Steyn himself was first on the scene of the crime. But not for long: he came, he saw the blood, he was conquered by what he had done and turned away.
Sixty-seven of his 82 tests, 349 of his 406 wickets and nine-and-a-half years later, you get the feeling Steyn might whip out a straw and slurp up the blood he spills.
Steyn has built his success on more than skill, speed, swing and skid.
Were his gifts limited to those he would have been a fine fast bowler. But he has added to them the kind of aggression that could wipe the smirk off Jacob Zuma’s face.
That has earned Steyn cricket’s rarest achievement: to be garlanded as great before the end of his career.
For most of Steyn’s time as a test player South Africa have leaned on him to be the bad guy.
Seldom will that have been as true as in the test series against New Zealand that starts on Kingsmead on Friday.
South Africa have won only one of their last 10 tests, consequently crashing from No. 1 to 7 in the rankings. Steyn has missed six of those games through injury and, at 33, he would seem to be saddling up for the sunset.
Those are compelling circumstances for drama in Durban, where Steyn will want to be the sharp edge of South Africa’s axe.
“For his own self-confidence Dale has to produce in this series but he’s definitely got what it takes,” former test fast bowler Brett Schultz said. “He’s the best thoroughbred fast bowler we’ve produced.”
Was the absence of Steyn’s fire a major missing part of the South African puzzle last season?
“Hundred percent,” Schultz said. “Fast bowlers lift their own sides and create tension in the opposition, a feeling that something’s going to happen.”
Schultz knows of whence he speaks, having scared the bejaysus out of batsmen in 60 first-class matches – nine of them tests – from 1990 to 1997.
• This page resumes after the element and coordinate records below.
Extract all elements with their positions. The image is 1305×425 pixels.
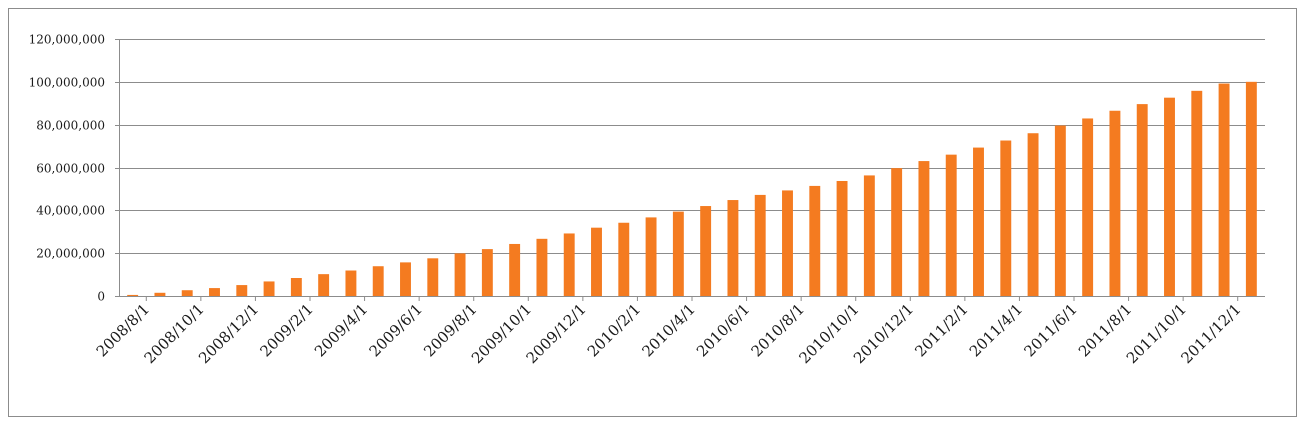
y-tick-label: 0 bbox=[97, 290, 105, 304]
bar bbox=[973, 147, 984, 296]
bar bbox=[672, 211, 684, 296]
y-tick-label: 20,000,000 bbox=[36, 247, 105, 261]
x-tick-label: 2009/2/1 bbox=[256, 300, 316, 360]
x-tick-label: 2010/4/1 bbox=[638, 300, 698, 360]
bar bbox=[1109, 110, 1121, 296]
bar-chart: 0 20,000,000 40,000,000 60,000,000 80,000,00… bbox=[29, 33, 1265, 367]
bar bbox=[154, 292, 166, 296]
x-tick-label: 2010/6/1 bbox=[693, 300, 753, 360]
bar bbox=[945, 154, 957, 296]
bar bbox=[127, 294, 139, 296]
bar bbox=[1136, 104, 1148, 296]
chart-frame: 0 20,000,000 40,000,000 60,000,000 80,000,00… bbox=[8, 8, 1297, 417]
bar bbox=[1164, 97, 1175, 297]
x-tick-label: 2010/2/1 bbox=[584, 300, 644, 360]
bar bbox=[509, 243, 521, 296]
bar bbox=[727, 200, 739, 296]
x-tick-label: 2009/12/1 bbox=[523, 300, 590, 367]
bar bbox=[563, 233, 575, 296]
y-tick-label: 60,000,000 bbox=[36, 162, 105, 176]
bar bbox=[1082, 118, 1094, 297]
bar bbox=[645, 217, 657, 296]
bars bbox=[127, 81, 1257, 297]
x-tick-label: 2011/12/1 bbox=[1177, 300, 1244, 367]
y-tick-label: 40,000,000 bbox=[36, 204, 105, 218]
bar bbox=[836, 180, 848, 296]
bar bbox=[290, 278, 302, 296]
bar bbox=[454, 253, 466, 296]
bar bbox=[591, 227, 602, 296]
bar bbox=[918, 161, 930, 296]
y-tick-label: 100,000,000 bbox=[29, 76, 105, 90]
bar bbox=[1000, 140, 1012, 296]
bar bbox=[618, 222, 630, 296]
bar bbox=[481, 249, 493, 296]
bar bbox=[318, 274, 330, 296]
x-tick-label: 2011/2/1 bbox=[911, 300, 971, 360]
x-tick-label: 2011/6/1 bbox=[1020, 300, 1080, 360]
bar bbox=[1027, 133, 1039, 296]
bar bbox=[809, 185, 821, 296]
x-tick-label: 2010/12/1 bbox=[850, 300, 917, 367]
bar bbox=[372, 266, 384, 296]
bar bbox=[209, 288, 220, 296]
bar bbox=[891, 168, 903, 296]
x-tick-label: 2011/4/1 bbox=[966, 300, 1026, 360]
bar bbox=[1191, 90, 1203, 296]
bar bbox=[1054, 125, 1066, 297]
bar bbox=[782, 190, 793, 296]
bar bbox=[263, 281, 275, 296]
bar bbox=[236, 285, 248, 296]
x-tick-label: 2008/12/1 bbox=[195, 300, 262, 367]
bar bbox=[754, 194, 766, 296]
bar bbox=[400, 262, 411, 296]
bar bbox=[427, 258, 439, 296]
bar bbox=[863, 175, 875, 296]
y-tick-label: 120,000,000 bbox=[29, 33, 105, 47]
gridlines bbox=[119, 39, 1265, 254]
x-tick-label: 2009/4/1 bbox=[311, 300, 371, 360]
y-tick-label: 80,000,000 bbox=[36, 119, 105, 133]
bar bbox=[1245, 81, 1257, 296]
bar bbox=[181, 290, 193, 296]
bar bbox=[345, 270, 357, 296]
y-tick-labels: 0 20,000,000 40,000,000 60,000,000 80,000,00… bbox=[29, 33, 105, 304]
bar bbox=[700, 206, 712, 296]
bar bbox=[536, 238, 548, 296]
bar bbox=[1218, 83, 1230, 296]
x-tick-labels: 2008/8/12008/10/12008/12/12009/2/12009/4… bbox=[93, 300, 1245, 367]
x-tick-label: 2009/6/1 bbox=[366, 300, 426, 360]
axes bbox=[115, 39, 1265, 301]
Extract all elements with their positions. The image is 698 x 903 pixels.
“The best fast bowlers have always had aggression,” Schultz said. “Some have it in their demeanour, some in their verbals, some in their bowling style.
“But they’ve all been aggressive. Without aggression there is no fast bowling.”
New Zealand coach Mike Hesson, having presided over his team’s 2-0 thumping of Zimbabwe this month, would agree.
“A lot of our players naturally play an aggressive brand of cricket,” Hesson said. “Our job as support staff and leaders in the group is to make sure we don’t dampen that down.
“If someone’s able to get their best level of consistency by playing an aggressive brand of cricket then I’m all for it.
“You pick players because of what they can do. You don’t pick them and then try change them and get them to suit your style.”
Neil Wagner, for instance, was a bouncer bazooka in Zimbabwe and took 11 wickets at 17.
But South Africa are not Zimbabwe, perhaps the least aggressive team in cricket.
New Zealand, meanwhile, are following the trail blazed by Brendon McCullum at the 2015 World Cup.
Stand back. We don’t know how big this fire will get.